Regarding Tribal Forts...
I've noticed that defeating one might now grant a slave, which turns into a worker if you don't run slavery. Nice and logical.
However, it does make an exploit with the Fort even more lucrative. Here it is:
Your early warrior has about 76% chance of defeating the Fort.
How? You ask. It's because the game has you win the first ever combat you have with a barbarian unit. I'm not sure how far back this behavior goes, possibly as far as Vanilla, and maybe it can't be changed. The reasoning has probably been that you won't get blown out of the game in the first few turns by losing to a random animal, or a goody hut barbarian popped by a neighboring civ. It's not a 100% chance, and I suspect this is because of first strikes. Those are handled normally, and the fort can actually kill your unit with them. But the actual combat, your puny warrior defeats the barbarian town every time.

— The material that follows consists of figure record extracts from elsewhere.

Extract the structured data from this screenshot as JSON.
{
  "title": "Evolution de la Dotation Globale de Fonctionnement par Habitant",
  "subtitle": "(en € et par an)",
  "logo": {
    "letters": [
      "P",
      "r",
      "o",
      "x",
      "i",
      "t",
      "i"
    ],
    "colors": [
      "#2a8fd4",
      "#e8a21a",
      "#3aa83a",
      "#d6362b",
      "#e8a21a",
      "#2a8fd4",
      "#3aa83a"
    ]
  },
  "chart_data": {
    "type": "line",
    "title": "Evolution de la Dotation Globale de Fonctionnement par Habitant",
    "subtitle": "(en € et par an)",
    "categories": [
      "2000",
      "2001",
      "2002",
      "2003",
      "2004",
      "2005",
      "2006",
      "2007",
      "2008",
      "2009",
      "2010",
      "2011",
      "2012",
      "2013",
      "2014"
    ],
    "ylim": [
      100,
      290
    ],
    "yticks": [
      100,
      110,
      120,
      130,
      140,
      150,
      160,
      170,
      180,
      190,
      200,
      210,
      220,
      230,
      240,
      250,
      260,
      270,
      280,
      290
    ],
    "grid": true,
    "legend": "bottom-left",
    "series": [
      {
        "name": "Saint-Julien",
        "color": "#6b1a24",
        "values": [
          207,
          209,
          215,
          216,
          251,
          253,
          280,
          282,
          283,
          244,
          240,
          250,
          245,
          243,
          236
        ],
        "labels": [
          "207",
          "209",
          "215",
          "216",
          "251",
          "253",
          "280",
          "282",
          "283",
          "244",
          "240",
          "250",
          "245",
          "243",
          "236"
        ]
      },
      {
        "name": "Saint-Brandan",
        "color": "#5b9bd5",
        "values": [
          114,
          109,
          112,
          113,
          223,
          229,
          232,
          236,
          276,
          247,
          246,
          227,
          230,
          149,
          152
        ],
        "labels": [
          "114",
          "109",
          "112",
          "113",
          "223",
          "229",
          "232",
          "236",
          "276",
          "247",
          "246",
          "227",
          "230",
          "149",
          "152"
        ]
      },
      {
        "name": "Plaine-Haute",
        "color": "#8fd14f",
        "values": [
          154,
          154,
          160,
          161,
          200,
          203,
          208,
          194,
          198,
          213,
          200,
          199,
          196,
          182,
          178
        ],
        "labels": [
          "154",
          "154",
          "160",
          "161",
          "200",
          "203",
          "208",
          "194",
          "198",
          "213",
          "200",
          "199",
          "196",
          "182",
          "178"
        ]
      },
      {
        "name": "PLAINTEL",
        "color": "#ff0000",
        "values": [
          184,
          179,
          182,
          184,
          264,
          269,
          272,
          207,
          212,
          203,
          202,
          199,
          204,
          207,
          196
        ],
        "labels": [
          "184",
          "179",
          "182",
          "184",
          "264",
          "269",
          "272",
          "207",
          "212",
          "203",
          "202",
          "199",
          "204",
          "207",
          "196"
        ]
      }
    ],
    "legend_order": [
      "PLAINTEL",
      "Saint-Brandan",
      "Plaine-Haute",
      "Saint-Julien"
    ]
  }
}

As long as you haven't "wasted" your first combat somewhere you can now do one of the following depending on which civ you play:
- Defeat random fort with no strategic purpose. Get a +10 XP warrior, and possibly a worker.
- Defeat a solitary fort to gain access to a square, with Europe you now have passage north of the alps below the Netherlands for longer than usual, for example.

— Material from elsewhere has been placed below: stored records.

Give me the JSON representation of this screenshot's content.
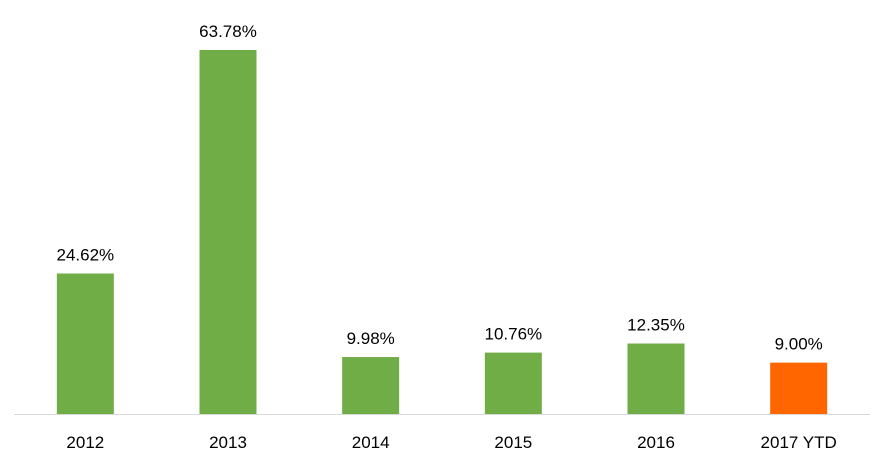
{
  "chart_data": {
    "type": "bar",
    "categories": [
      "2012",
      "2013",
      "2014",
      "2015",
      "2016",
      "2017 YTD"
    ],
    "values": [
      24.62,
      63.78,
      9.98,
      10.76,
      12.35,
      9.0
    ],
    "value_labels": [
      "24.62%",
      "63.78%",
      "9.98%",
      "10.76%",
      "12.35%",
      "9.00%"
    ],
    "bar_colors": [
      "#70ad47",
      "#70ad47",
      "#70ad47",
      "#70ad47",
      "#70ad47",
      "#ff6600"
    ],
    "title": "",
    "xlabel": "",
    "ylabel": "",
    "ylim": [
      0,
      63.78
    ],
    "grid": false,
    "legend": "none",
    "y_axis_visible": false
  }
}
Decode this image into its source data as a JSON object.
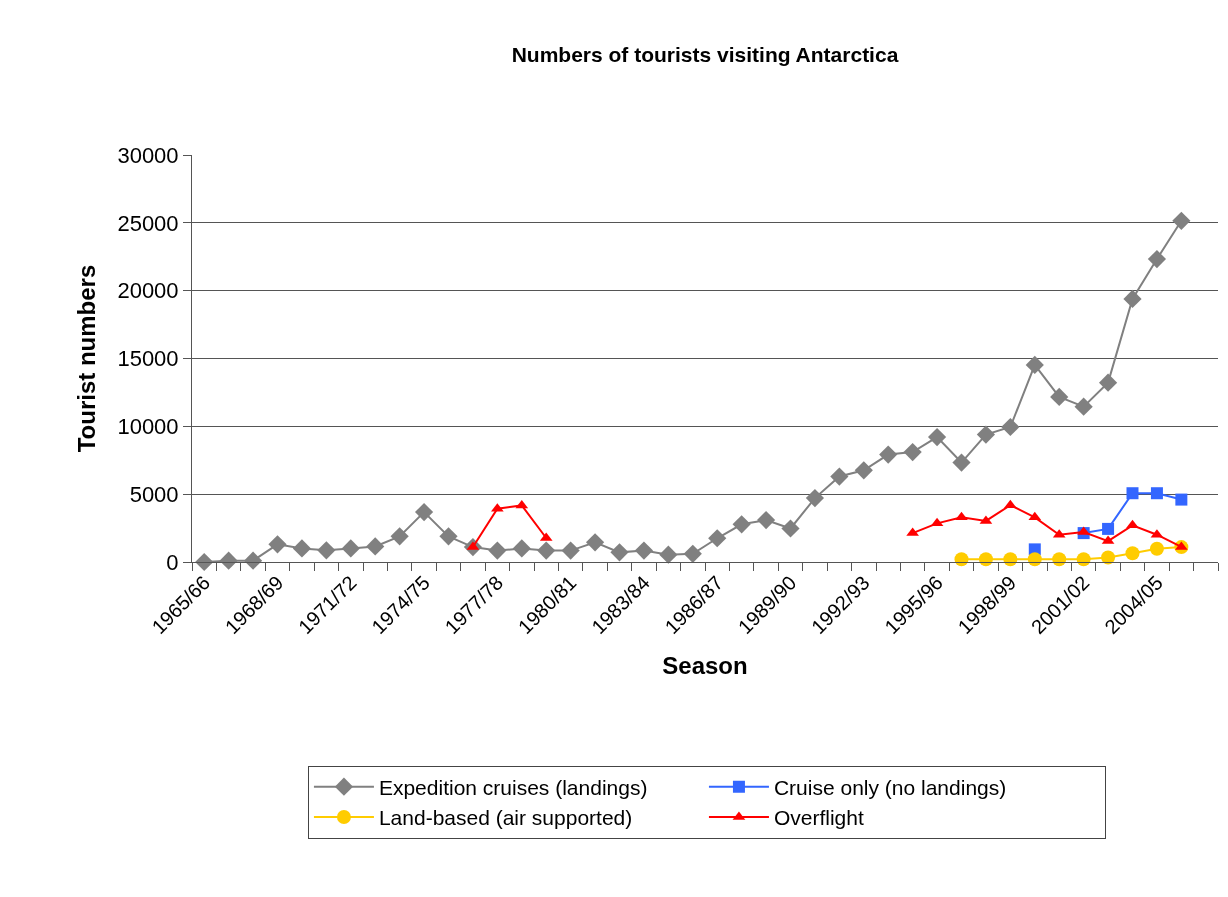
{
  "chart_data": {
    "type": "line",
    "title": "Numbers of tourists visiting Antarctica",
    "xlabel": "Season",
    "ylabel": "Tourist numbers",
    "categories": [
      "1965/66",
      null,
      null,
      "1968/69",
      null,
      null,
      "1971/72",
      null,
      null,
      "1974/75",
      null,
      null,
      "1977/78",
      null,
      null,
      "1980/81",
      null,
      null,
      "1983/84",
      null,
      null,
      "1986/87",
      null,
      null,
      "1989/90",
      null,
      null,
      "1992/93",
      null,
      null,
      "1995/96",
      null,
      null,
      "1998/99",
      null,
      null,
      "2001/02",
      null,
      null,
      "2004/05",
      null,
      null
    ],
    "ylim": [
      0,
      30000
    ],
    "yticks": [
      0,
      5000,
      10000,
      15000,
      20000,
      25000,
      30000
    ],
    "grid": "y",
    "legend": "bottom",
    "line_style": "solid",
    "series": [
      {
        "name": "Expedition cruises (landings)",
        "color": "#808080",
        "marker": "diamond",
        "values": [
          0,
          100,
          100,
          1300,
          1000,
          860,
          1000,
          1150,
          1890,
          3680,
          1890,
          1100,
          840,
          1000,
          840,
          840,
          1450,
          710,
          840,
          540,
          600,
          1750,
          2780,
          3090,
          2470,
          4710,
          6300,
          6760,
          7920,
          8100,
          9210,
          7330,
          9390,
          9950,
          14530,
          12170,
          11450,
          13220,
          19390,
          22330,
          25150,
          null
        ]
      },
      {
        "name": "Cruise only (no landings)",
        "color": "#3366ff",
        "marker": "square",
        "values": [
          null,
          null,
          null,
          null,
          null,
          null,
          null,
          null,
          null,
          null,
          null,
          null,
          null,
          null,
          null,
          null,
          null,
          null,
          null,
          null,
          null,
          null,
          null,
          null,
          null,
          null,
          null,
          null,
          null,
          null,
          null,
          null,
          null,
          null,
          930,
          null,
          2130,
          2440,
          5070,
          5070,
          4600,
          null
        ]
      },
      {
        "name": "Land-based (air supported)",
        "color": "#ffcc00",
        "marker": "circle",
        "values": [
          null,
          null,
          null,
          null,
          null,
          null,
          null,
          null,
          null,
          null,
          null,
          null,
          null,
          null,
          null,
          null,
          null,
          null,
          null,
          null,
          null,
          null,
          null,
          null,
          null,
          null,
          null,
          null,
          null,
          null,
          null,
          200,
          200,
          200,
          200,
          200,
          200,
          330,
          640,
          980,
          1100,
          null
        ]
      },
      {
        "name": "Overflight",
        "color": "#ff0000",
        "marker": "triangle",
        "values": [
          null,
          null,
          null,
          null,
          null,
          null,
          null,
          null,
          null,
          null,
          null,
          1100,
          3930,
          4170,
          1770,
          null,
          null,
          null,
          null,
          null,
          null,
          null,
          null,
          null,
          null,
          null,
          null,
          null,
          null,
          2130,
          2850,
          3290,
          3030,
          4190,
          3290,
          2010,
          2210,
          1540,
          2700,
          2010,
          1110,
          null
        ]
      }
    ]
  }
}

- Defeat a city defended by a solitary fort, like Riga, or the town north of Jerusalem, raze it, or better yet, capture it once it's grown size 2 but doesn't yet have another defender built. The AI sometimes stumbles upon this, with Israel having 2 cities, or the Poles controlling Riga, which is how I noticed this thing in the first place. You can also capture the archer-defended Illyria this way immediately.
Like I said, it doesn't work 100% of the time, but the payoff is well worth the risk, and frankly I load and try again (after rng reseeds) until I succeed. It offers rather interesting strategic options. (And the AI does benefit from it occasionally, because the odds are calculated properly.)
As soon as you fight a single combat against a barb though, the benefit is gone.
@kiwi_lifter: Open TR_Unique_Units_CIV4UnitInfos in Mods/Realism/Assets/XML/Units in notepad. Ctrl-F to find UNIT_BARBARIAN_FORT.
Also, my description of the exploit above should explain how the AI came to possess it with a few militia, as you say. Still, a solitary barbarian fort *can* be defeated by a stack of swordsmen alone. It just has to be a large stack. And you need to be lucky, well, not unlucky. Proof: I once cleared the whole of Australia (the Aborigines have forts too) with Austronesia by mid-medieval. Although it really only starts becoming "easy" after you have access to Pikemen. Single unit stacks of your heaviest hitters work best (obviously drop the defenses to 0 first), the forts fart in the general direction of combined arms stacks. 10 units minimum for 1 fort with no other defenders. Remember to bring enough to finish the whole town in a single turn, the forts heal immediately, and get promotions to boot from a failed assault. Regular defenders like warriors can be a nightmare due to sheer numbers, for if the fort is finally damaged heavily, but doesn't get destroyed, it might hide behind those, and you really really need to win on the first turn of attacking (not counting bombardment).
It might take 5 or even 10 units before the fort has even a single dent, but the rng has to cave in eventually, and the chances for the fort to not get damage from a single attacker start dropping dramatically once it has that single dent.
Towns with 3 forts... ye gods! I've sent stacks of 50 units against those to be sure. Nuking from orbit is best.